In clinical and omics workflows, the quality control sample is relied upon to monitor instrument health and performance. In this work we assess isotopologues of known quantity and spiking them into a human leukemia cell line. We explore low sample concentrations run on short gradients (<30 min) to simultaneously optimize qualitative and quantitative qualification in a short period of time.
Human myelogenous leukemia cell line (K562 - Promega) was reconstituted to 22.5-180 ng/uL where a series of 35 peptide isotopologues (Pierce 7x5) at 5 orders of magnitude different concentrations, between 100 fmol (heaviest) to 8 amol (lightest), were spiked into the cell lysate. Separation was performed on a 25 cm Ionopticks Aurora column Coupled to a timsTOF Pro mass spectrometer (Bruker) operated in PASEF mode. Data analysis was performed with PEAKS Studio (BSI)

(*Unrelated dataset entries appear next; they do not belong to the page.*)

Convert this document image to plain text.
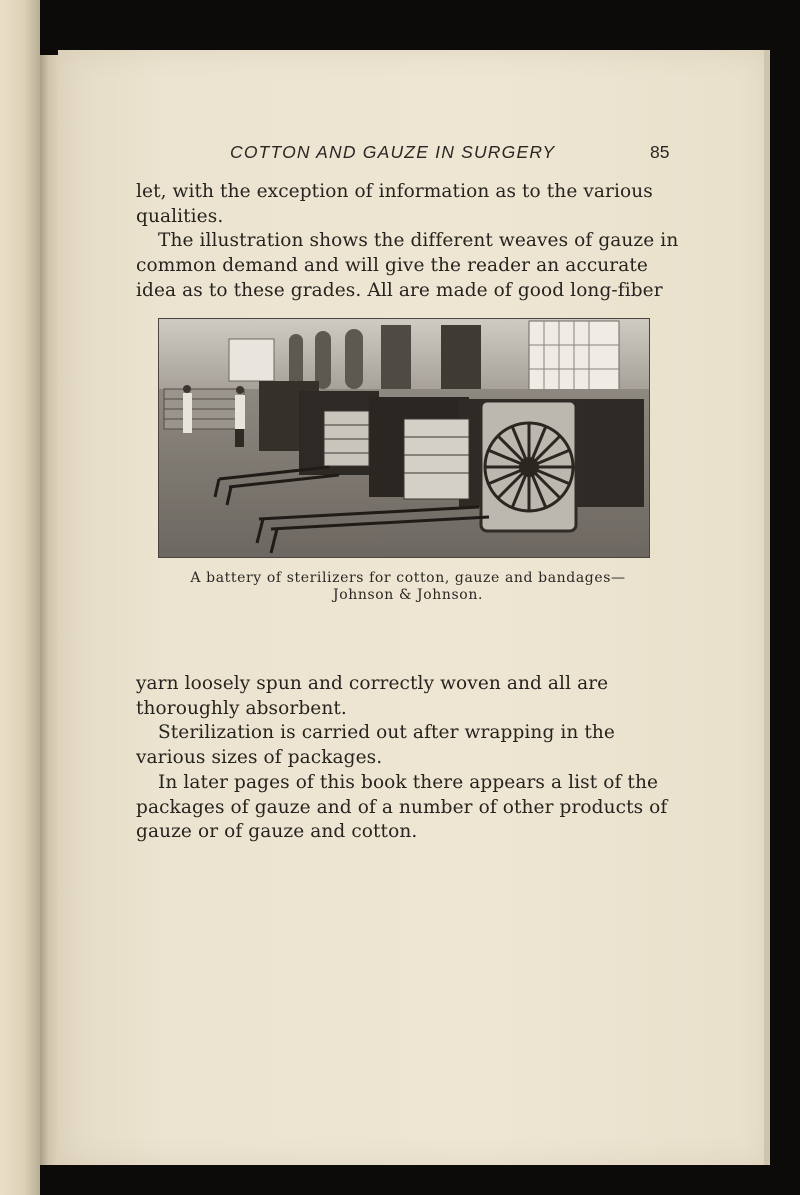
COTTON AND GAUZE IN SURGERY	85

let, with the exception of information as to the various qualities.

The illustration shows the different weaves of gauze in common demand and will give the reader an accurate idea as to these grades. All are made of good long-fiber

A battery of sterilizers for cotton, gauze and bandages—
Johnson & Johnson.

yarn loosely spun and correctly woven and all are thoroughly absorbent.

Sterilization is carried out after wrapping in the various sizes of packages.

In later pages of this book there appears a list of the packages of gauze and of a number of other products of gauze or of gauze and cotton.
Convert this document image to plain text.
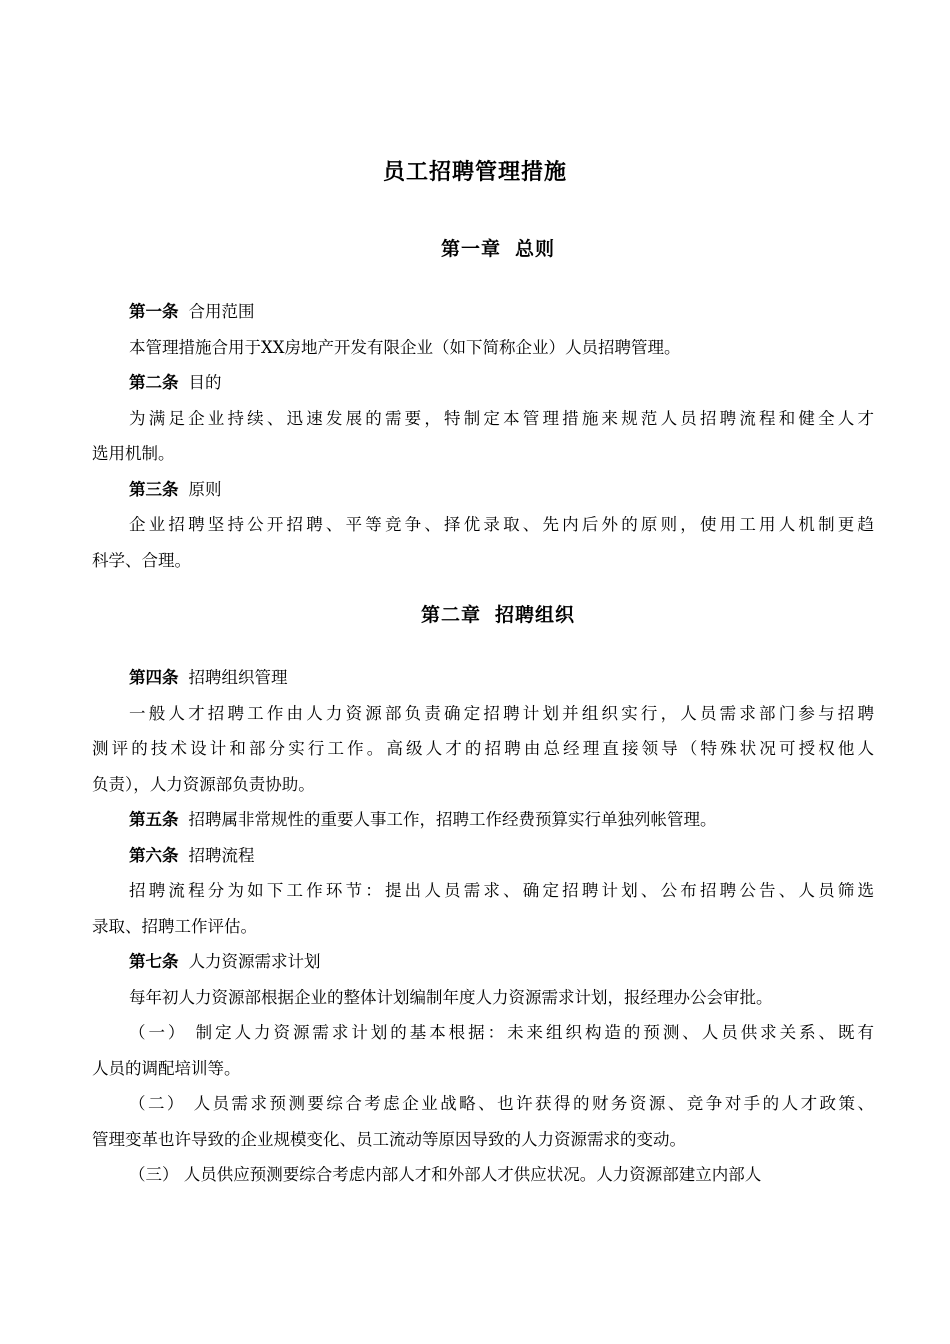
员工招聘管理措施
第一章 总则
第一条 合用范围
本管理措施合用于XX房地产开发有限企业（如下简称企业）人员招聘管理。
第二条 目的
为满足企业持续、迅速发展的需要，特制定本管理措施来规范人员招聘流程和健全人才
选用机制。
第三条 原则
企业招聘坚持公开招聘、平等竞争、择优录取、先内后外的原则，使用工用人机制更趋
科学、合理。
第二章 招聘组织
第四条 招聘组织管理
一般人才招聘工作由人力资源部负责确定招聘计划并组织实行，人员需求部门参与招聘
测评的技术设计和部分实行工作。高级人才的招聘由总经理直接领导（特殊状况可授权他人
负责），人力资源部负责协助。
第五条 招聘属非常规性的重要人事工作，招聘工作经费预算实行单独列帐管理。
第六条 招聘流程
招聘流程分为如下工作环节：提出人员需求、确定招聘计划、公布招聘公告、人员筛选
录取、招聘工作评估。
第七条 人力资源需求计划
每年初人力资源部根据企业的整体计划编制年度人力资源需求计划，报经理办公会审批。
（一） 制定人力资源需求计划的基本根据：未来组织构造的预测、人员供求关系、既有
人员的调配培训等。
（二） 人员需求预测要综合考虑企业战略、也许获得的财务资源、竞争对手的人才政策、
管理变革也许导致的企业规模变化、员工流动等原因导致的人力资源需求的变动。
（三） 人员供应预测要综合考虑内部人才和外部人才供应状况。人力资源部建立内部人
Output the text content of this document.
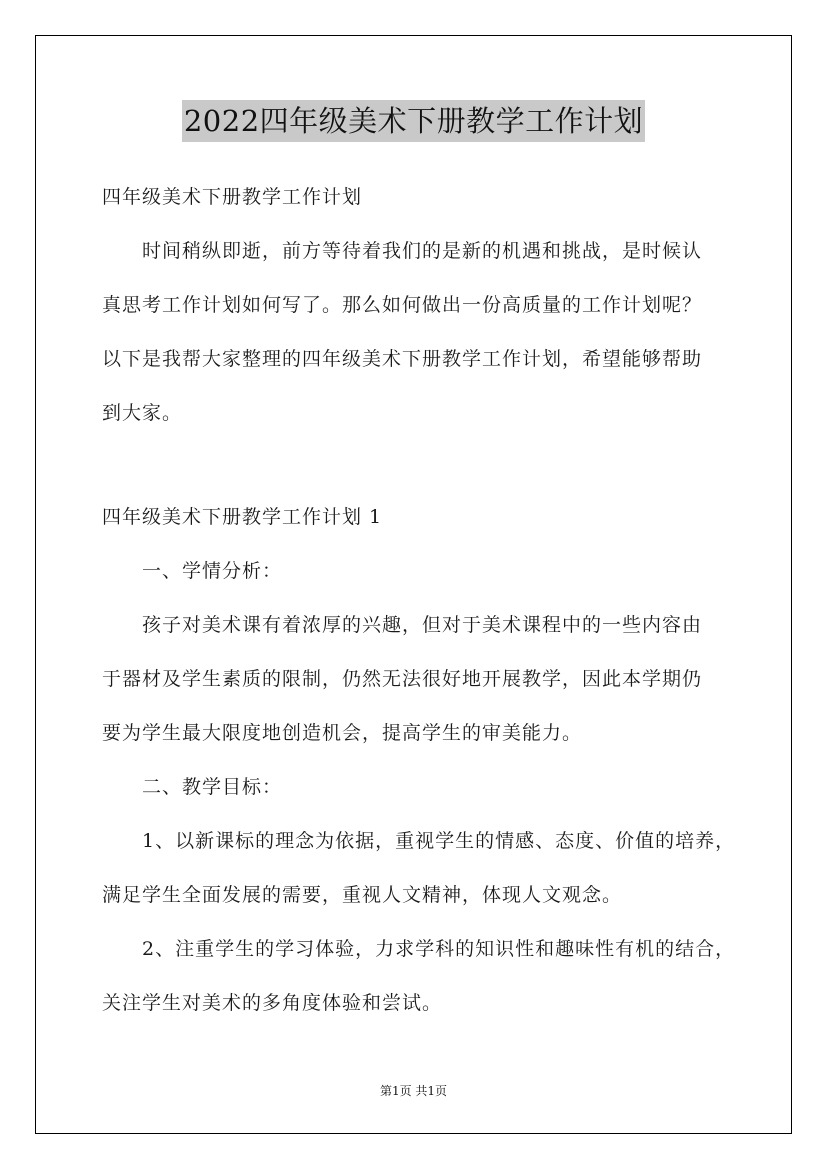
2022四年级美术下册教学工作计划
四年级美术下册教学工作计划
时间稍纵即逝，前方等待着我们的是新的机遇和挑战，是时候认
真思考工作计划如何写了。那么如何做出一份高质量的工作计划呢？
以下是我帮大家整理的四年级美术下册教学工作计划，希望能够帮助
到大家。
四年级美术下册教学工作计划 1
一、学情分析：
孩子对美术课有着浓厚的兴趣，但对于美术课程中的一些内容由
于器材及学生素质的限制，仍然无法很好地开展教学，因此本学期仍
要为学生最大限度地创造机会，提高学生的审美能力。
二、教学目标：
1、以新课标的理念为依据，重视学生的情感、态度、价值的培养，
满足学生全面发展的需要，重视人文精神，体现人文观念。
2、注重学生的学习体验，力求学科的知识性和趣味性有机的结合，
关注学生对美术的多角度体验和尝试。
第1页 共1页
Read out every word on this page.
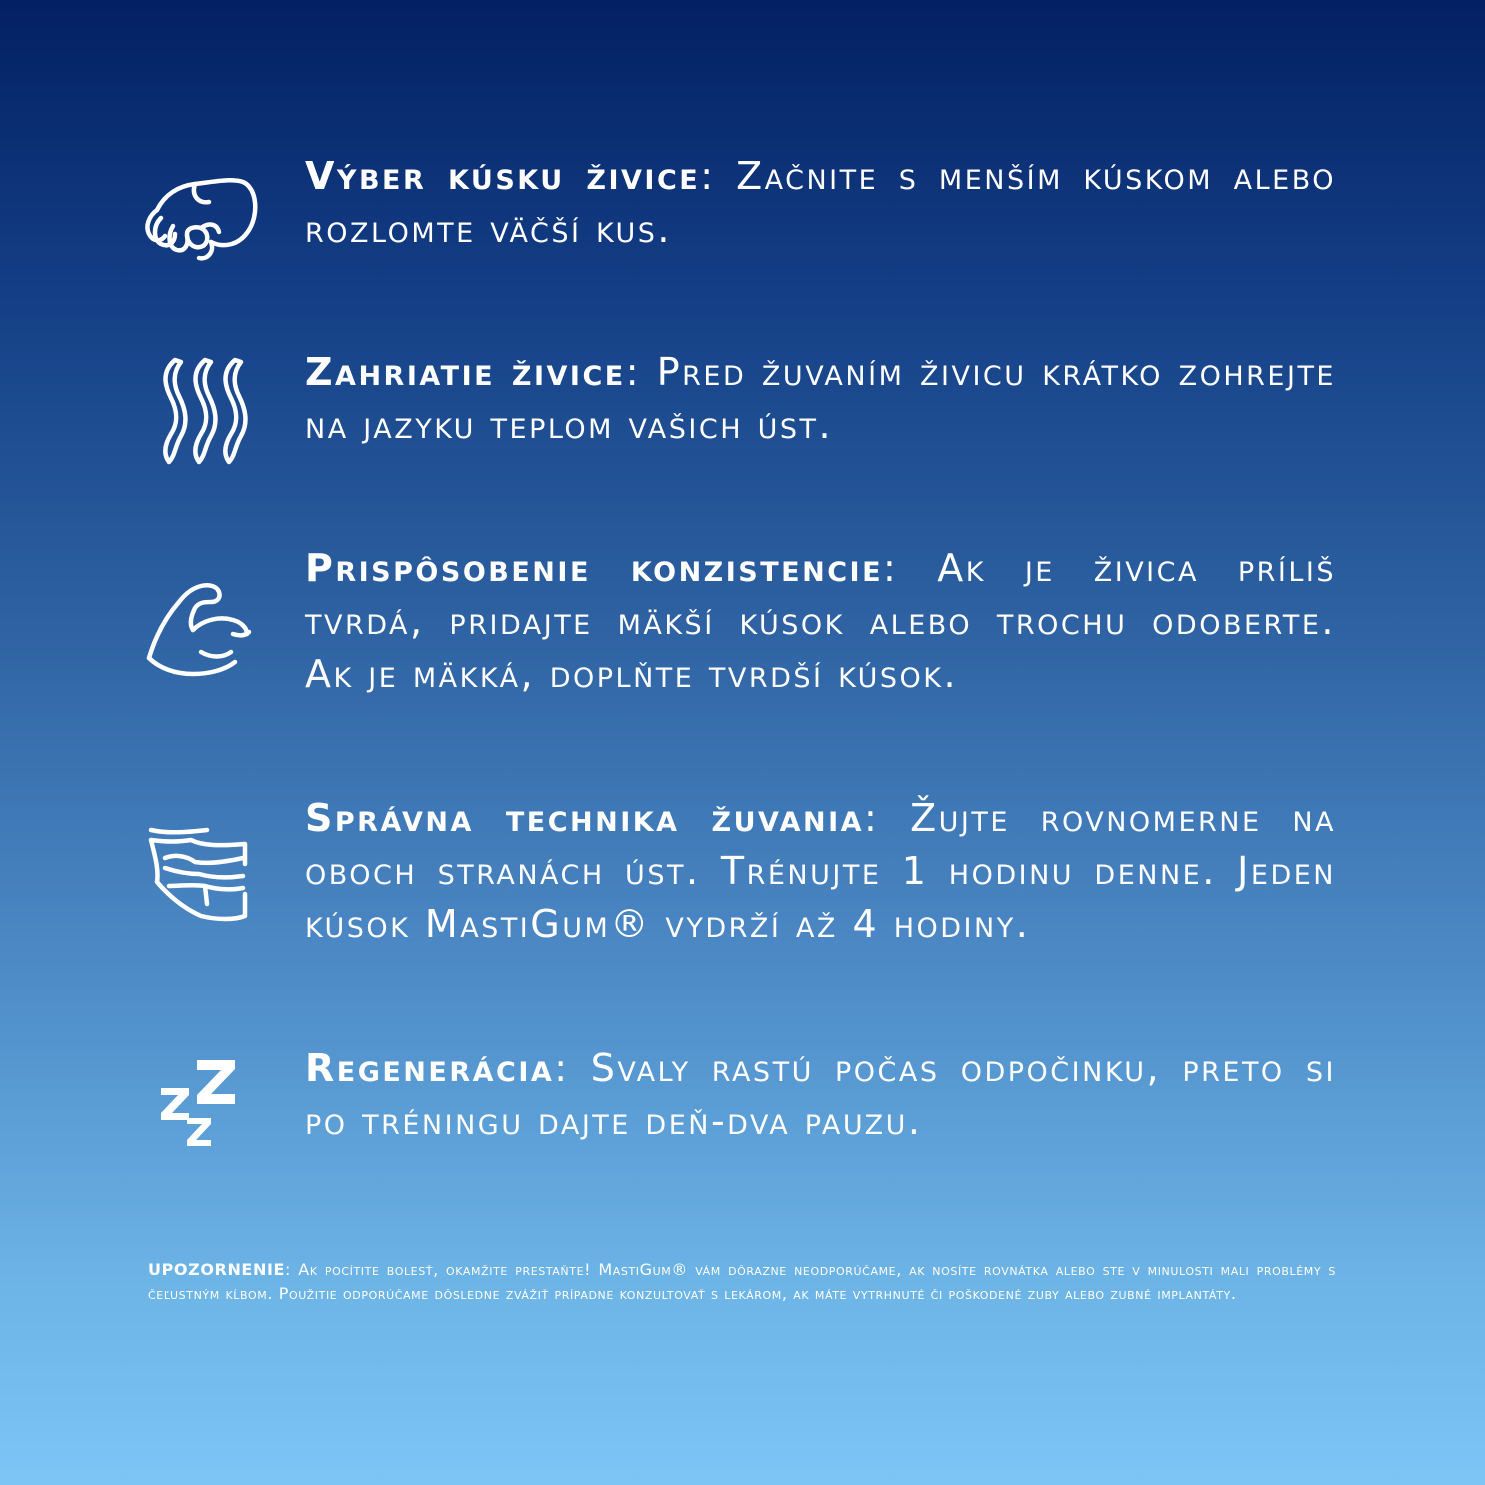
Výber kúsku živice: Začnite s menším kúskom alebo rozlomte väčší kus.

Zahriatie živice: Pred žuvaním živicu krátko zohrejte na jazyku teplom vašich úst.

Prispôsobenie konzistencie: Ak je živica príliš tvrdá, pridajte mäkší kúsok alebo trochu odoberte. Ak je mäkká, doplňte tvrdší kúsok.

Správna technika žuvania: Žujte rovnomerne na oboch stranách úst. Trénujte 1 hodinu denne. Jeden kúsok MastiGum® vydrží až 4 hodiny.

Regenerácia: Svaly rastú počas odpočinku, preto si po tréningu dajte deň-dva pauzu.

UPOZORNENIE: Ak pocítite bolesť, okamžite prestaňte! MastiGum® vám dôrazne neodporúčame, ak nosíte rovnátka alebo ste v minulosti mali problémy s čeľustným kĺbom. Použitie odporúčame dôsledne zvážiť prípadne konzultovať s lekárom, ak máte vytrhnuté či poškodené zuby alebo zubné implantáty.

To date we tested and optimized experimental conditions to achieve optimal instrument performance, which can be applied to multi-omic and clinical workflows. Peptide digest concentrations (12.5 ng to 180ng), isotopologue loads (8 amol-100 fmol on column), gradient length (8 & 18 min), column length (10 & 25 cm) and tims settings (PASEF scans, cycle time, accumulation and CCS range) were tested to develop a fast, reproducible and robust LC-MS method.
Optimized timsTOF Pro settings are as followed: Capillary voltage was 1600V, gas flow 3 l/min, gas temp: 180C, imex values were between 0.7 and 1.50 V • s/cm2 (End set to 2.10 V • s/cm2), accumulation time was 100 ms, cycle time approximately 73.0 ms (with 100% duty cycle enabled), 10 PASEF MS/MS scans and a total cycle time of 0.87sec.
When ion mobility and CCS merge with the complexity of a digested lysate, spiked with known levels of isotopologues the result is the most complete approach to monitor instrument sensitivity and performance.